What he would do is send that out to the NATing device which is akin to—let’s say you have a home router or routing device; that’s the first device you’re traffic’s going to hit.
The NAT, network address translation, part of that is going to convert that internal address to a real internet address—which is what? It’s this 123 1st Street.
That traffic is gonna traverse from 123 1st Street, so it’s like sending mail with the return address being 123 1st Street over to Company1.net.
As soon as Company1.net sends a response it’s going to not send it to Apartment 2—it’s actually going to send it to 123 1st Street.
It’s going to send a response back, and what’s going to happen is the NATing device actually keeps track of what’s going out and the corresponding response. And it knows that the response to 123 1st Street—let’s say it’s the person’s name, they put their name on the letter going out—it knows it converts that to an internal address which happens to be Apartment 2, it knows that person lives in Apartment 2.
Here’s the key: Company 1 doesn’t know that that person lives Apartment 2. All it knows is 123 1st Street—essentially obscuring the final address of that person. So, by that, it’s kind of a security device because it protects that person; it’s akin to a security device.

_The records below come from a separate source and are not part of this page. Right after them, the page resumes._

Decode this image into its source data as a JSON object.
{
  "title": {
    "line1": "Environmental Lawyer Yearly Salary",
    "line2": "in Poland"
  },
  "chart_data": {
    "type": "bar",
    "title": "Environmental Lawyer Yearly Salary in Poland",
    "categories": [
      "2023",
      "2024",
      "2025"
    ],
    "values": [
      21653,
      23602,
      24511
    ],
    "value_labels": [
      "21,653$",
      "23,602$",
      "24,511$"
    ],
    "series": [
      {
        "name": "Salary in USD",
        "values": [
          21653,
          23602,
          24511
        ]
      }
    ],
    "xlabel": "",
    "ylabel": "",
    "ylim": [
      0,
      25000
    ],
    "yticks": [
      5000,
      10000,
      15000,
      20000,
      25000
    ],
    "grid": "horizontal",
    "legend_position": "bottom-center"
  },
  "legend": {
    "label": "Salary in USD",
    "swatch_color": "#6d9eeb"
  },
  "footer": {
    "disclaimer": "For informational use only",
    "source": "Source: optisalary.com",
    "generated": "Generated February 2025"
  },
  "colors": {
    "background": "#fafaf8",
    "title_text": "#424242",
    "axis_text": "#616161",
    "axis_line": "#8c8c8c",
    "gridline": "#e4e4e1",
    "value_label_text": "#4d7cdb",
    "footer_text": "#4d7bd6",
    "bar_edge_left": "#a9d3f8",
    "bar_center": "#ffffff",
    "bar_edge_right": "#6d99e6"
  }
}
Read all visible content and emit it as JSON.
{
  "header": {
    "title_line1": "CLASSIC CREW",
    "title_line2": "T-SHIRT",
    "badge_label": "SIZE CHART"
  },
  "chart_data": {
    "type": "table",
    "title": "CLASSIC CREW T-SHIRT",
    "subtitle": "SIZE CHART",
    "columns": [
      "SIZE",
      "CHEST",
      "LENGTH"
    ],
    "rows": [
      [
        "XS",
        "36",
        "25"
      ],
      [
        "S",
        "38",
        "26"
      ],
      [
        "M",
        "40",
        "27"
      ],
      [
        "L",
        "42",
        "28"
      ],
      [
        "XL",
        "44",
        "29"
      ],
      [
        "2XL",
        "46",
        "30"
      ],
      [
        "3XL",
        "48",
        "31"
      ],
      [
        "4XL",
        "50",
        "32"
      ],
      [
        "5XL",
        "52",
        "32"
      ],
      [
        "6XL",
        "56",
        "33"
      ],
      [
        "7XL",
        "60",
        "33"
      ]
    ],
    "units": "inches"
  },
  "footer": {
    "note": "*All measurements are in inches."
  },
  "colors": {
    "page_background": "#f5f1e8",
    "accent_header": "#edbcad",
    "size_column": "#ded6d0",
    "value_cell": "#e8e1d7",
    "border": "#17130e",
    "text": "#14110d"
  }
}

Now, that by itself is typically not enough. On the same device, we’ll have a firewall function. What’s a firewall function? A firewall function is known as a security device, service appliance that actually monitors the network communication between some source and some destination, typically deployed across two different networks. That’s not always the case, but in this analogy, we’re gonna just say the firewall is there between the internal network and the external network, and notice we have it deployed on our NAT device.
So, in a typical firewall, we’ll have something called a stateless firewall.
And all a stateless firewall is, it’s just like a lock on the door. So, we put a lock over here, and we put a lock over here, well, all that says is: “I’m a person that wishes to get into the apartment I have a key and I’ll open the door and go in.”
Well, it’s not a bad way to go, and it keeps most people out of the apartment building that don’t live there, but somebody can tailgate and they can go in behind that behind the traffic—maybe figure out the key, there’s a couple different ways. It’s a decent firewall but as things get more sophisticated, it’s not enough.
So, the next type of firewall that came up was called stateful.
So, stateful firewall does this—now we’ve hired a security guard—here’s our security guard, he’s a cool dude.
He’s sitting at that the front desk. So, as traffic tries to enter the apartment building, maybe they have a key, he looks at the person and say’s “Where are you going?” – “I’m going to Apartment 4.”
Okay, so now the traffic’s allowed to Apartment 4. Doesn’t ask what the person’s doing there or anything else, just allows the traffic.
So, really, a stateful firewall understands the source and destination of the traffic, and it actually monitors the conversation between that source and destination. And does a little bit more being a traffic cop between those two sources and destinations.
So, the last thing we’re gonna look at is something called an application firewall.
Application firewall is something that looks deeper the conversation. So now we have our traffic cop over here, and what he’s doing is, now rather than just asking what apartment you’re going to, he’s going to ask what your purpose is.
It actually looks deeper into the conversation; if we’re talking about web service traffic, and makes sure that’s really web-type traffic that’s being communicated from the source and destination, not just some other type of traffic that could be some kind of malicious traffic.
So, in other words, it’s analogous to—okay, I have a person trying to get to Apartment 2, and that person says that they’re there to deliver a pizza, when really you know they’re trying to do door-to-door sales. So, the security guard, in this case, would figure that out and not allow the person access to their apartment.